Alors que les États-Unis ont autorisé l’Ukraine à utiliser ses armes à longue portée sur le territoire russe, l’Allemagne continue d’exclure la livraison de missiles à longue portée Taurus.

Le chancelier Olaf Scholz a rejeté à plusieurs reprises les appels de l’Ukraine à livrer les missiles produits en Allemagne à Kiev.

La décision prise dimanche 17 novembre par le président américain Joe Biden de lever les restrictions sur l’utilisation des armes de longue portée fabriquées aux États-Unis contre des cibles russes ne changera rien à cette situation, a confirmé lundi 18 novembre le gouvernement allemand.

Même si l’Allemagne a été informée en amont de la décision de Joe Biden, « cela n’a aucun effet sur la décision du chancelier concernant [les missiles] Taurus », a déclaré un porte-parole du gouvernement.

Il a ajouté que le chancelier souhaitait organiser le soutien d’une manière « qui ne conduise pas à une escalade » de la guerre de la Russie contre l’Ukraine. La livraison de missiles Taurus fait donc partie de ces « lignes que le chancelier ne franchira pas ».

L’Allemagne a souvent suivi le mouvement des États-Unis dans sa prise de décision concernant le soutien militaire à l’Ukraine. En mai, elle a levé les restrictions sur l’utilisation de ses armes autour de la région de Kharkiv — qui pourraient frapper la Russie juste au-delà de la frontière — après que les États-Unis aient fait de même.

Mais, contrairement au Royaume-Uni, à la France et aux États-Unis, Olaf Scholz a obstinément résisté aux appels à livrer les missiles à longue portée que l’Ukraine souhaite déployer contre des cibles militaires basées en Russie.

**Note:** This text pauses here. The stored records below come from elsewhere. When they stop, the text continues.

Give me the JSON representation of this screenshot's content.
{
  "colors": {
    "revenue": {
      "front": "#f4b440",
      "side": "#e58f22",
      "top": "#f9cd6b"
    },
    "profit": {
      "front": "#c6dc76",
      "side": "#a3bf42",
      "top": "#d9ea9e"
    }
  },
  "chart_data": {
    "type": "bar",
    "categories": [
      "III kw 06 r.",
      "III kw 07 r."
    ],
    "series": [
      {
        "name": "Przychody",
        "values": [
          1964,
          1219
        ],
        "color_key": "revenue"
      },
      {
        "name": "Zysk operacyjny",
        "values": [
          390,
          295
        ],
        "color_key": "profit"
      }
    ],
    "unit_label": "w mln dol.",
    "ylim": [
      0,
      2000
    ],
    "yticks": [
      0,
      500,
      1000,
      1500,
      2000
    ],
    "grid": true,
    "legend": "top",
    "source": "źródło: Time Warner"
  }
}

Au moment de la publication de cet article, Londres et Paris n’ont pas officiellement levé les restrictions sur l’utilisation de leurs missiles à longue portée.

Les missiles allemands Taurus ont une portée de plus de 500 km, voire 800 km. Actuellement, l’Allemagne n’a livré que des lance-roquettes MARS II, d’une portée de 80 km. Toutefois, le ministère de la Défense a également confirmé que l’Allemagne livrerait pour la première fois à l’Ukraine des drones de frappe plus petits, basés sur l’intelligence artificielle, qui peuvent être utilisés pour attaquer des cibles dans l’arrière-pays.

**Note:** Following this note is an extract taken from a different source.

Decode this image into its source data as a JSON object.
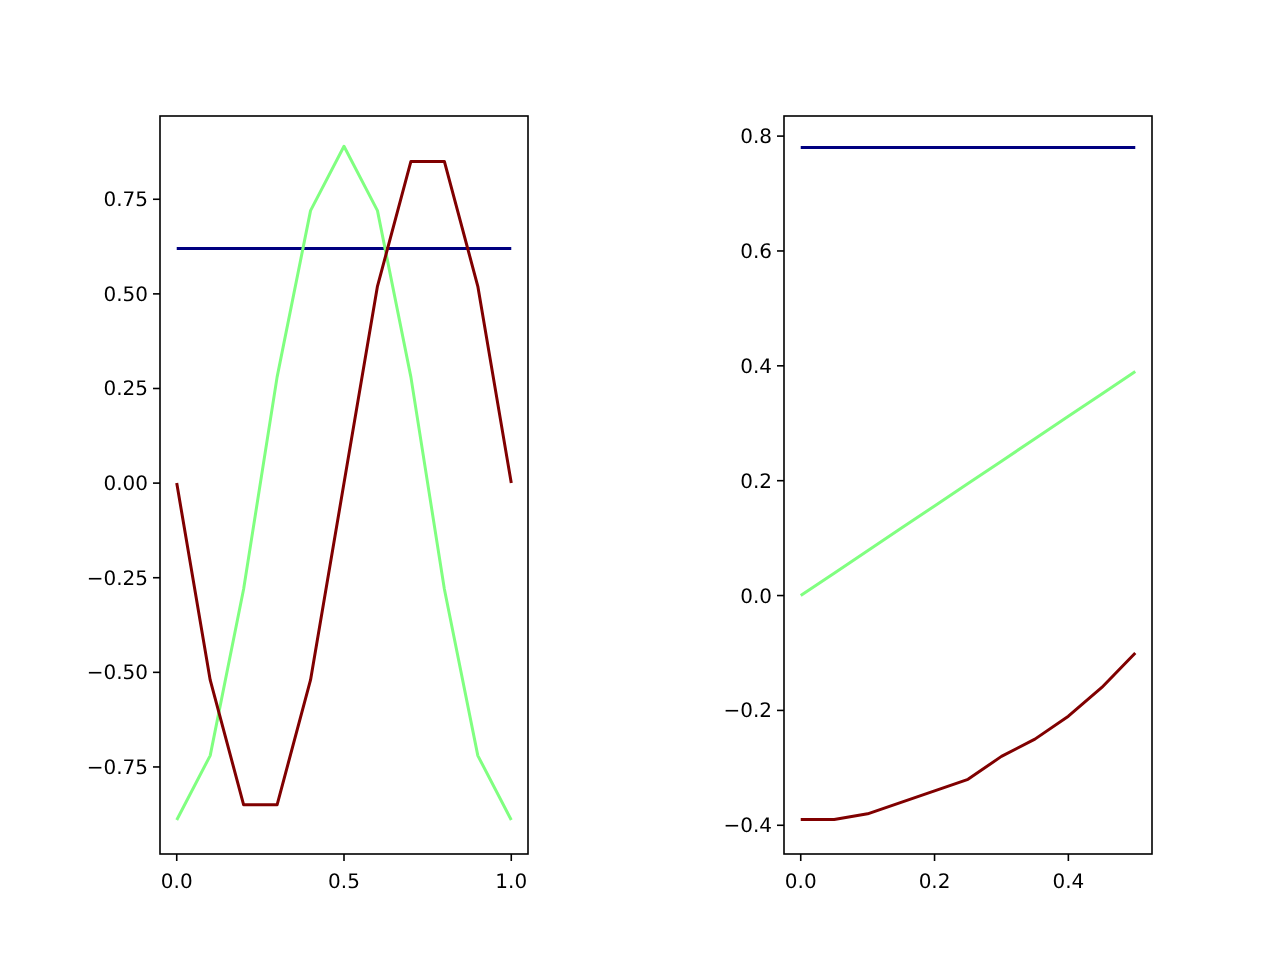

Plus récemment, Olaf Scholz a déclaré au parlement allemand qu’il « ne changerait pas d’avis » sur les missiles Taurus, lorsqu’il a évoqué ses priorités politiques en vue des élections anticipées à venir, mercredi 13 novembre.

Un isolement croissant

Parmi les principaux candidats aux élections anticipées à venir, Olaf Scholz est le seul à s’opposer à l’envoi de Taurus.

Le candidat des chrétiens-démocrates (CDU/CSU) à la chancellerie, Friedrich Merz, a annoncé qu’il livrerait des missiles Taurus si la Russie rejetait la demande ukrainienne d’arrêter les bombardements sur les civils dans les 24 heures.

Dimanche, Robert Habeck, le nouveau candidat principal des Verts — le dernier partenaire de coalition d’Olaf Scholz — a également confirmé qu’il donnerait son feu vert à la livraison de missiles Taurus s’il était élu. De son côté, la ministre des Affaires étrangères, Annalena Baerbock, membre du même parti, a salué la décision de Joe Biden.

L’ancien ministre des Finances, Christian Lindner, du Parti démocrate libre (FDP), avait pressé le chancelier de livrer des missiles Taurus avant l’annonce du président américain.

Les décisions relatives aux livraisons d’armes sont prises par le Conseil de sécurité de l’Allemagne, qui comprend le chancelier et plusieurs ministres de haut rang. Une décision contre le chancelier n’est pas possible.

Pour rappel, vendredi 15 novembre au soir, le chancelier allemand a appelé le président russe Vladimir Poutine. Cette démarche, fortement critiquée par Kiev, a simplement aidé Vladimir Poutine à atténuer son isolement, selon le président ukrainien Volodymyr Zelensky.